The red pin is placed on the center spot, and the four white pins are placed equidistant from the red in a square diamond pattern around it. Two whites are aligned along the center string with the head and foot spots, as well as the rail diamonds in the center of the head and foot rails, and with the red object ball, and red pin. Meanwhile, the other two whites are placed on the center string, aligned with the diamonds in the center of the long rails, and again with the red pin. The whites are spaced just far enough away from the red that a cue ball can pass between the pins without touching any of them.
Object
The goal of the game is to earn a required number of points, before one’s opponent does, by using one’s cue ball to cause the opponent’s cue ball to knock over pins (and to not do so with one’s own cue ball), and by contacting the red object ball with either cue ball, after one’s own cue ball has contacted that of the opponent, and/or by causing the object ball to knock over pins, again after one’s own cue ball has contacted that of the opponent.
Play
The game is played by two players or by two teams (a pair of doubles partners most commonly, but also larger teams).

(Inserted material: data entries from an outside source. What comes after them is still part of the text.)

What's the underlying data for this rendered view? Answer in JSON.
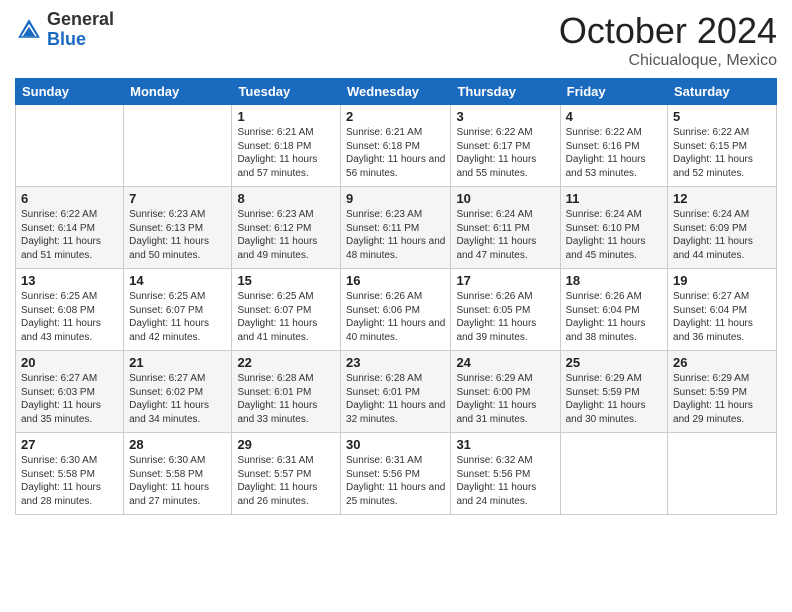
{
  "header": {
    "logo_general": "General",
    "logo_blue": "Blue",
    "month_title": "October 2024",
    "location": "Chicualoque, Mexico"
  },
  "weekdays": [
    "Sunday",
    "Monday",
    "Tuesday",
    "Wednesday",
    "Thursday",
    "Friday",
    "Saturday"
  ],
  "weeks": [
    [
      {
        "day": "",
        "info": ""
      },
      {
        "day": "",
        "info": ""
      },
      {
        "day": "1",
        "info": "Sunrise: 6:21 AM\nSunset: 6:18 PM\nDaylight: 11 hours and 57 minutes."
      },
      {
        "day": "2",
        "info": "Sunrise: 6:21 AM\nSunset: 6:18 PM\nDaylight: 11 hours and 56 minutes."
      },
      {
        "day": "3",
        "info": "Sunrise: 6:22 AM\nSunset: 6:17 PM\nDaylight: 11 hours and 55 minutes."
      },
      {
        "day": "4",
        "info": "Sunrise: 6:22 AM\nSunset: 6:16 PM\nDaylight: 11 hours and 53 minutes."
      },
      {
        "day": "5",
        "info": "Sunrise: 6:22 AM\nSunset: 6:15 PM\nDaylight: 11 hours and 52 minutes."
      }
    ],
    [
      {
        "day": "6",
        "info": "Sunrise: 6:22 AM\nSunset: 6:14 PM\nDaylight: 11 hours and 51 minutes."
      },
      {
        "day": "7",
        "info": "Sunrise: 6:23 AM\nSunset: 6:13 PM\nDaylight: 11 hours and 50 minutes."
      },
      {
        "day": "8",
        "info": "Sunrise: 6:23 AM\nSunset: 6:12 PM\nDaylight: 11 hours and 49 minutes."
      },
      {
        "day": "9",
        "info": "Sunrise: 6:23 AM\nSunset: 6:11 PM\nDaylight: 11 hours and 48 minutes."
      },
      {
        "day": "10",
        "info": "Sunrise: 6:24 AM\nSunset: 6:11 PM\nDaylight: 11 hours and 47 minutes."
      },
      {
        "day": "11",
        "info": "Sunrise: 6:24 AM\nSunset: 6:10 PM\nDaylight: 11 hours and 45 minutes."
      },
      {
        "day": "12",
        "info": "Sunrise: 6:24 AM\nSunset: 6:09 PM\nDaylight: 11 hours and 44 minutes."
      }
    ],
    [
      {
        "day": "13",
        "info": "Sunrise: 6:25 AM\nSunset: 6:08 PM\nDaylight: 11 hours and 43 minutes."
      },
      {
        "day": "14",
        "info": "Sunrise: 6:25 AM\nSunset: 6:07 PM\nDaylight: 11 hours and 42 minutes."
      },
      {
        "day": "15",
        "info": "Sunrise: 6:25 AM\nSunset: 6:07 PM\nDaylight: 11 hours and 41 minutes."
      },
      {
        "day": "16",
        "info": "Sunrise: 6:26 AM\nSunset: 6:06 PM\nDaylight: 11 hours and 40 minutes."
      },
      {
        "day": "17",
        "info": "Sunrise: 6:26 AM\nSunset: 6:05 PM\nDaylight: 11 hours and 39 minutes."
      },
      {
        "day": "18",
        "info": "Sunrise: 6:26 AM\nSunset: 6:04 PM\nDaylight: 11 hours and 38 minutes."
      },
      {
        "day": "19",
        "info": "Sunrise: 6:27 AM\nSunset: 6:04 PM\nDaylight: 11 hours and 36 minutes."
      }
    ],
    [
      {
        "day": "20",
        "info": "Sunrise: 6:27 AM\nSunset: 6:03 PM\nDaylight: 11 hours and 35 minutes."
      },
      {
        "day": "21",
        "info": "Sunrise: 6:27 AM\nSunset: 6:02 PM\nDaylight: 11 hours and 34 minutes."
      },
      {
        "day": "22",
        "info": "Sunrise: 6:28 AM\nSunset: 6:01 PM\nDaylight: 11 hours and 33 minutes."
      },
      {
        "day": "23",
        "info": "Sunrise: 6:28 AM\nSunset: 6:01 PM\nDaylight: 11 hours and 32 minutes."
      },
      {
        "day": "24",
        "info": "Sunrise: 6:29 AM\nSunset: 6:00 PM\nDaylight: 11 hours and 31 minutes."
      },
      {
        "day": "25",
        "info": "Sunrise: 6:29 AM\nSunset: 5:59 PM\nDaylight: 11 hours and 30 minutes."
      },
      {
        "day": "26",
        "info": "Sunrise: 6:29 AM\nSunset: 5:59 PM\nDaylight: 11 hours and 29 minutes."
      }
    ],
    [
      {
        "day": "27",
        "info": "Sunrise: 6:30 AM\nSunset: 5:58 PM\nDaylight: 11 hours and 28 minutes."
      },
      {
        "day": "28",
        "info": "Sunrise: 6:30 AM\nSunset: 5:58 PM\nDaylight: 11 hours and 27 minutes."
      },
      {
        "day": "29",
        "info": "Sunrise: 6:31 AM\nSunset: 5:57 PM\nDaylight: 11 hours and 26 minutes."
      },
      {
        "day": "30",
        "info": "Sunrise: 6:31 AM\nSunset: 5:56 PM\nDaylight: 11 hours and 25 minutes."
      },
      {
        "day": "31",
        "info": "Sunrise: 6:32 AM\nSunset: 5:56 PM\nDaylight: 11 hours and 24 minutes."
      },
      {
        "day": "",
        "info": ""
      },
      {
        "day": "",
        "info": ""
      }
    ]
  ]
}
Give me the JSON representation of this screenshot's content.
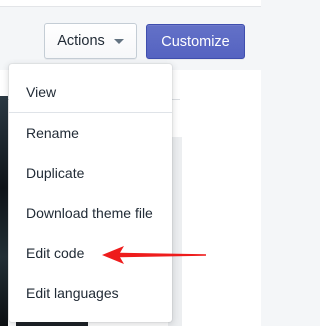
{
  "header": {
    "actions_label": "Actions",
    "customize_label": "Customize"
  },
  "menu": {
    "items": [
      {
        "label": "View"
      },
      {
        "label": "Rename"
      },
      {
        "label": "Duplicate"
      },
      {
        "label": "Download theme file"
      },
      {
        "label": "Edit code"
      },
      {
        "label": "Edit languages"
      }
    ]
  },
  "colors": {
    "primary": "#5c6ac4",
    "annotation_arrow": "#ee1c1c",
    "text": "#212b36"
  }
}
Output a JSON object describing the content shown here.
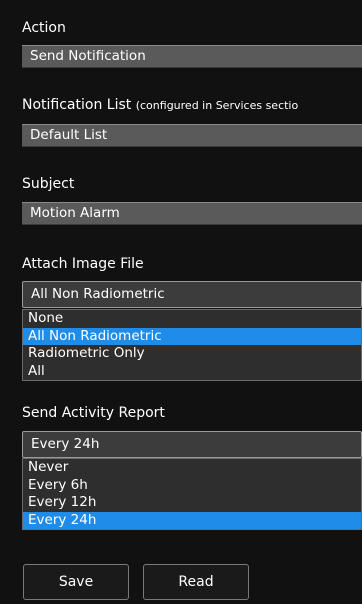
{
  "action": {
    "label": "Action",
    "value": "Send Notification"
  },
  "notification_list": {
    "label": "Notification List",
    "note": "(configured in Services sectio",
    "value": "Default List"
  },
  "subject": {
    "label": "Subject",
    "value": "Motion Alarm"
  },
  "attach_image": {
    "label": "Attach Image File",
    "selected": "All Non Radiometric",
    "options": [
      "None",
      "All Non Radiometric",
      "Radiometric Only",
      "All"
    ],
    "selected_index": 1
  },
  "activity_report": {
    "label": "Send Activity Report",
    "selected": "Every 24h",
    "options": [
      "Never",
      "Every 6h",
      "Every 12h",
      "Every 24h"
    ],
    "selected_index": 3
  },
  "buttons": {
    "save": "Save",
    "read": "Read"
  },
  "colors": {
    "background": "#111111",
    "field": "#5a5a5a",
    "selected_option": "#1e8ce8"
  }
}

Each player or team is assigned one of the two cue balls; this is the only cue ball they may hit with the cue stick. The first player or team always uses the (plain) white cue ball, the opponent the other ball. Unlike in many games, shots are always taken in rotation – the same player or team never shoots twice in a row even if they have scored (other than if the opponent fouled before actually shooting when their turn came up, such as by moving one of the balls accidentally). Play continues until one player or team wins by being the first to achieve or exceed a specific number of points (usually 50 or 60), either agreed upon beforehand by the players, or set by tournament organizers.
In order to score, the incoming player or team must stroke the assigned cue ball to carom off the opponent’s cue ball —usually directly, but off a cushion is permitted and very common—with the goal of secondarily having the opponent’s cue ball, directly or by way of rebounding off a cushion, next hit the pins and/or the red object ball.
Unlike in the major carom games balkline, straight rail and three-cushion billiards, there is no requirement to hit one or more cushions at any time.
Scoring
Knocking over pins, by any of the acceptable prescribed manners, earns cumulative points as follows:
Each white pin is worth 2 points.
The red pin is worth 4 points, if white pins were also knocked over.
The red pin is worth 10 points, if it is the only pin knocked down (by the ball going between the set of pins and narrowly missing all of the whites).
Knocking over pins with the object ball without hitting the opponent’s cue ball first, or with one’s own cue ball, does not earn the shooter any points, and in the latter case is a foul that awards points to the opponent.
The acceptable means of knocking over pins include any that result from hitting the opponent’s object ball first with one’s own, and not hitting the pins with one’s own cue ball. The object ball itself is also worth points.
If struck by the opponent’s cue ball (after the shooter strikes the opponent’s cue ball with his/her own), it is worth 3 points (this is known as a casin or in broader terminology a combination shot).
If struck by the shooter’s cue ball (after the shooter strikes the opponent’s cue ball with his/her own), it is worth 4 points (this is considered a true billiard/carom or carambola in this game’s nomenclature).
If both a casin and a carambola are achieved in the same shot, only the earliest of the two to occur earns points; they are not combined, though either may still combine with points scored from pins.